Macron vince
Record astensione

Stando agli exit poll, Emmanuel Macron esce un po’ ridimensionato dal ballottaggio delle elezioni legislative, perché il suo partito «République en marche», cui certi sondaggi assegnavano fino a 450 seggi, è rimasto alquanto al di sotto di questa schiacciante maggioranza parlamentare. Avrà comunque almeno due terzi dei seggi, cioè quanto l’appena trentanovenne presidente ha bisogno per attuare il suo programma.
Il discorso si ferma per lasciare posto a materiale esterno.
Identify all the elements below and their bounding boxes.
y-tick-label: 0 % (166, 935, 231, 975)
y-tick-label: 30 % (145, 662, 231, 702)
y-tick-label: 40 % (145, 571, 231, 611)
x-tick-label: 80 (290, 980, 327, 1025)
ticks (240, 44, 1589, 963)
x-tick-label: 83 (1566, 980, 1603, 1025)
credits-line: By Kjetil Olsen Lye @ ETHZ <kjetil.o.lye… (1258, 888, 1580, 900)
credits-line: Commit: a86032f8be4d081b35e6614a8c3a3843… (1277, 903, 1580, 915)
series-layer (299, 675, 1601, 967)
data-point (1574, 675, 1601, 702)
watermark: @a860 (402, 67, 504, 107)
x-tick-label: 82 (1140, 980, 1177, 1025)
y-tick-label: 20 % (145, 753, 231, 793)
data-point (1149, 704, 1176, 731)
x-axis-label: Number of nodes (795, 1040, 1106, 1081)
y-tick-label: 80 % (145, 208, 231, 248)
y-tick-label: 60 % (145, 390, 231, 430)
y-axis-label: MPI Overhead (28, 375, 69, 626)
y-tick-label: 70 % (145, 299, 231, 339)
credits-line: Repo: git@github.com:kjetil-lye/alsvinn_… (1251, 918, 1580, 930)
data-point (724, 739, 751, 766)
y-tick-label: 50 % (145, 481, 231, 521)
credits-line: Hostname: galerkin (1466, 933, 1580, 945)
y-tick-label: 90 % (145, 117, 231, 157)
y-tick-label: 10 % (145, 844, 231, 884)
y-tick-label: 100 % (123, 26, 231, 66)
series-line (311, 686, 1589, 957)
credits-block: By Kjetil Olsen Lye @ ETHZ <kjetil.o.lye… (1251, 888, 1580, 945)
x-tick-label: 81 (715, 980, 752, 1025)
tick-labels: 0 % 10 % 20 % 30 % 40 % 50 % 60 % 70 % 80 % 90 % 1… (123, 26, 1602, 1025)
Ma la sua vittoria è stata offuscata dalla bassissima affluenza alle urne -43%, record per una elezione francese e inferiore di oltre il 5% a quella già scarsa del primo turno – autorizzando i suoi avversari a sostenere che non ha una autentica investitura popolare e che solo il maggioritario a doppio turno gli ha regalato un numero di deputati di tanto superiore ai consensi di cui gode nel Paese.

Ed è anche vero che il suo governo, presieduto da un ex gollista e composto da uomini provenienti un po’ dalla destra e un po’ dalla sinistra potrebbe creargli qualche problema, e che un gruppo parlamentare formato per i tre quarti da novizi della politica provenienti da tutti gli strati sociali, con un’età media di 43 anni (contro i 65 del vecchio Parlamento) non sarà sempre facile da gestire e potrebbe facilmente dividersi in correnti quando si tratterà di votare le grandi riforme.

Ma in poco più di un mese dalla conquista dell’Eliseo, Macron ha già conseguito una serie di risultati che fanno sperare che possa diventare davvero il protagonista dell’ennesima «rivoluzione» francese o addirittura, come auspica l’Economist, il possibile salvatore dell’Europa. Ha restituito ai suoi concittadini, che secondo un sondaggio erano sei mesi fa i più pessimisti d’Europa, un po’ di fiducia in se stessi, mostrando loro che il cambiamento è possibile.

Si è mosso in modo impeccabile sulla scena internazionale, rilanciando subito l’asse con la Germania, prendendo le giuste distanze sia da Putin, sia da Trump e non chiudendo la porta agli inglesi. Ha inflitto un colpo durissimo a tutto il populismo europeo, umiliando Marine Le Pen i cui deputati nel nuovo Parlamento si conteranno sulle dita di una mano. Infine, ieri, nonostante repubblicani e socialisti abbiano conquistato più seggi del previsto, ha fatto un bel passo avanti verso la destrutturazione del vecchio e sclerotico assetto politico, relegando in secondo piano (almeno per ora) la storica spaccatura tra destra e sinistra, attingendo le migliori idee da entrambe le parti.

Le sfide che Macron dovrà affrontare fin da subito saranno soprattutto due: le riforme economiche necessarie per abbattere una disoccupazione del 10% e la ripresa della collaborazione con Berlino per migliorare le strutture della Ue, dare un assetto più stabile all’Euro e riprendere la strada dell’integrazione.

Entrambe presentano considerevoli difficoltà. Per il rilancio dell’economia, il presidente dovrà affrontare anzitutto la riforma del mercato del lavoro e la radicale modifica di uno “statuto dei lavoratori” di 3.000 pagine che ostacola le assunzioni, rende difficili le nuove iniziative e aumenta i costi di produzione. E’ senz’altro un provvedimento “di destra” (anche se promosso da un ex ministro dell’Economia socialista), che incontra il favore degli imprenditori e la furiosa ostilità dei sindacati, già pronti a scendere in piazza. Ma le due confederazioni, che in passato sono riuscite a impedire ogni riforma, rappresentano ormai solo l’8% dei lavoratori, quasi tutti del settore pubblico; perciò, stavolta la loro resistenza potrebbe essere vinta, anche perché in cambio Macron offre diverse altre innovazioni che possono essere definite “di sinistra” .Il dossier Germania avrà la sua prima verifica il 17 luglio in un grande vertice che coinvolgerà tutti i ministri di entrambi i Paesi. Macron, andando decisamente controcorrente, ha vinto con un programma europeista molto spinto, che prevede tra l’altro la creazione di un ministro delle Finanze della UE, che su diversi punti va oltre quanto i tedeschi sono oggi disposti ad accettare. Ma alla Merkel Macron piace, e anche se in attesa delle elezioni di settembre non potrà impegnarsi più di tanto, le prospettive di una intesa vengono giudicate buone. Sarebbe una svolta epocale per la UE, che coinvolgerebbe tutti noi. Tuttavia, i problemi, anche tecnici, sono tanti, e non bisogna illudersi anzitempo.